Anonymous Monk has asked for the wisdom of the Perl Monks concerning the following question:

Dear monks,

using the following code

print "- " =~ /\s*\p{Dash}\s*/; # 1 print "- " =~ /\s*\p{Dash}{1}\s*/; # 2 print "- " =~ /\s*-\s*/; # 3
only line 2 and 3 matches. Debugging the regex makes clear why:
Compiling REx "\s*\p{Dash}\s*" synthetic stclass "ANYOF[\11\12\14\15 ][{unicode_all}+utf8::Dash]". Final program: 1: STAR (3) 2: SPACE (0) 3: ANYOF[{unicode}+utf8::Dash] (15) 15: STAR (17) 16: SPACE (0) 17: END (0) stclass ANYOF[\11\12\14\15 ][{unicode_all}+utf8::Dash] minlen 1 Matching REx "\s*\p{Dash}\s*" against "- " Matching stclass ANYOF[\11\12\14\15 ][{unicode_all}+utf8::Dash] agains +t "- " (2 chars) 1 <-> < > | 1:STAR(3) SPACE can match 1 times out of 21474 +83647... 2 <- > <> | 3: ANYOF[{unicode}+utf8::Dash](15) failed... 1 <-> < > | 3: ANYOF[{unicode}\-...+utf8::Dash](1 +5) failed... failed... Contradicts stclass... [regexec_flags] Match failed Freeing REx: "\s*\p{Dash}\s*"

The first \s* matches the second character of "- " and the \p{Dash} fails, since the regex does not backtrack beyond the last space. But shouldn't there be a match?

Version 3 obviously matches because of some optimization (seraching for "-"), but why does Version 2 match, since it should be equivalent to 1?
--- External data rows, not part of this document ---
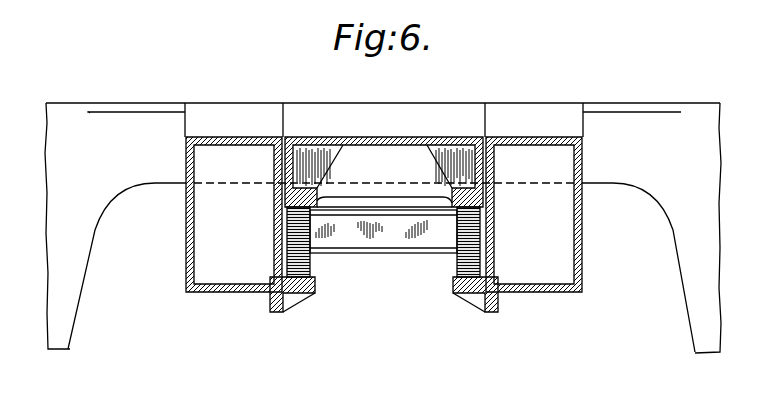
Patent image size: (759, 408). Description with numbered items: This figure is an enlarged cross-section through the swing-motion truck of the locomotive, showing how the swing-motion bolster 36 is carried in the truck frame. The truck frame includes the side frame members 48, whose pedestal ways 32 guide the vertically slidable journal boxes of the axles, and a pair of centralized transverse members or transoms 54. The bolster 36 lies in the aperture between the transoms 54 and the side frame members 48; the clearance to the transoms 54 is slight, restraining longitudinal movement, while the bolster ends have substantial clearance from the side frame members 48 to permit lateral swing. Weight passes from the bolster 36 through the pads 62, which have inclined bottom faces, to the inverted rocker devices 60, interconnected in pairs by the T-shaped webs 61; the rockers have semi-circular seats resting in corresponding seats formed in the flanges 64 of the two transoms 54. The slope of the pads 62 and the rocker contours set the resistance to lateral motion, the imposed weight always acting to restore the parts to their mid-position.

The pedestal ways 32 is at (67, 296).
The swing-motion bolster 36 is at (445, 137).
The side frame members 48 is at (383, 228).
The transoms 54 is at (236, 138).
The inverted rocker devices 60 is at (311, 265).
The T-shaped webs 61 is at (382, 247).
The pads 62 is at (440, 207).
The flanges 64 is at (300, 279).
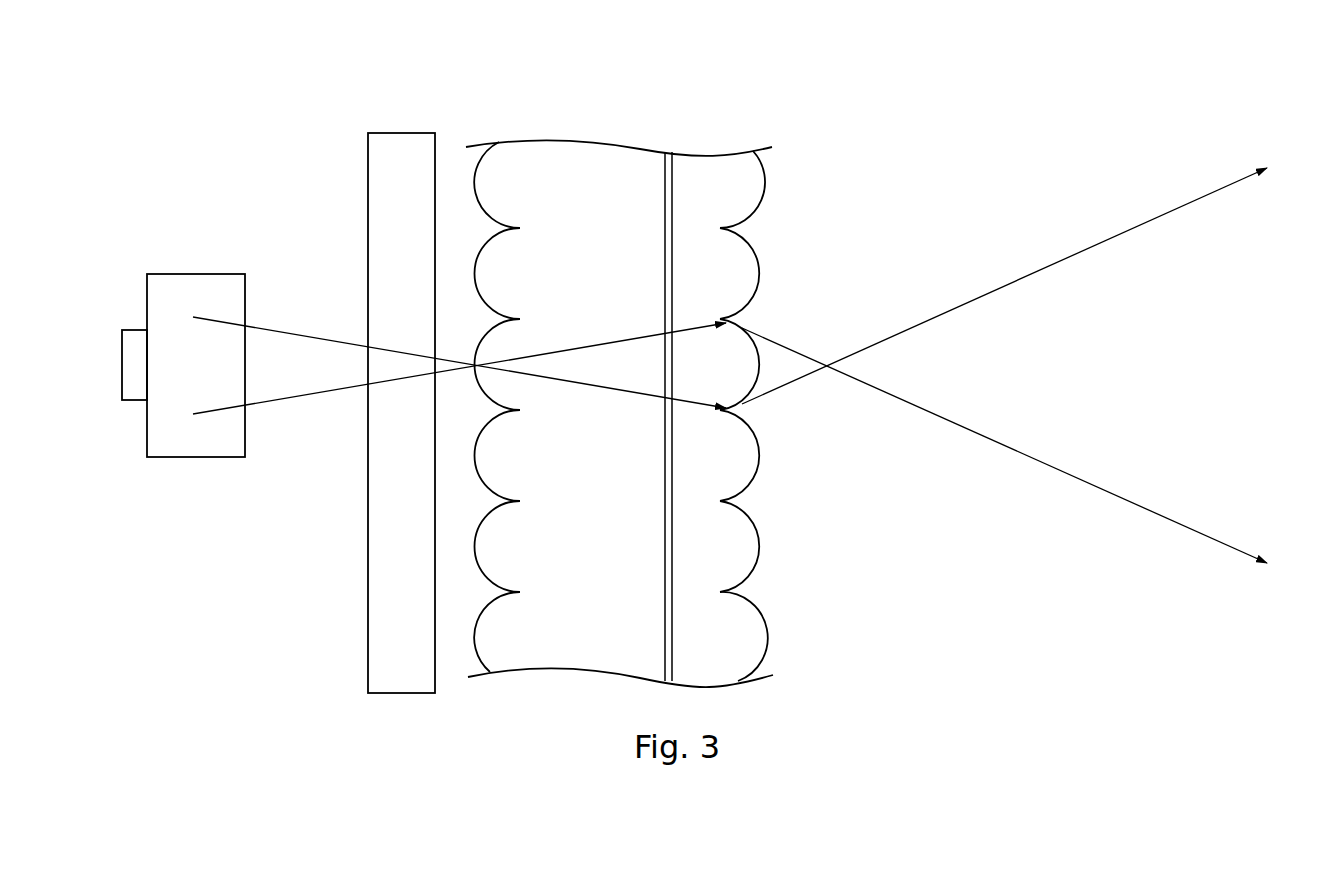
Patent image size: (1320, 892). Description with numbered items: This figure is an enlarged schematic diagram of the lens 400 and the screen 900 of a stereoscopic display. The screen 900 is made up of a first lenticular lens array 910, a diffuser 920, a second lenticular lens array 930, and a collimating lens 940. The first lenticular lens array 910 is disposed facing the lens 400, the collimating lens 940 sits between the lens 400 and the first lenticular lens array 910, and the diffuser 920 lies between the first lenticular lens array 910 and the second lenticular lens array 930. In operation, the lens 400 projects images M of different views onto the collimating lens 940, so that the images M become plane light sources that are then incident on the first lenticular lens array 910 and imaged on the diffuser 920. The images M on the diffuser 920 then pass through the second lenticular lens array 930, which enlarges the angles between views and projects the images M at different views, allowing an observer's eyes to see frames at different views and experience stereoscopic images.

The lens 400 is at (187, 300).
The images M is at (297, 399).
The screen 900 is at (752, 53).
The collimating lens 940 is at (398, 152).
The first lenticular lens array 910 is at (568, 152).
The diffuser 920 is at (671, 160).
The second lenticular lens array 930 is at (722, 160).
Is this a bug or does my first regex simply not do what I think?

Cheers, Andrew

Replies are listed 'Best First'.
Re: Strange re behaviour for /\s*\p{Dash}\s*/ - bug or feature?
by JavaFan (Canon) on Aug 24, 2010 at 11:37 UTC
    Bug. An even simpler case:
    "-" =~ /\s*\p{Dash}/;
    This fails. Removing the \s* or adding {1} after the \p{Dash} makes it succeed.

    Please use perlbug to file a bug report.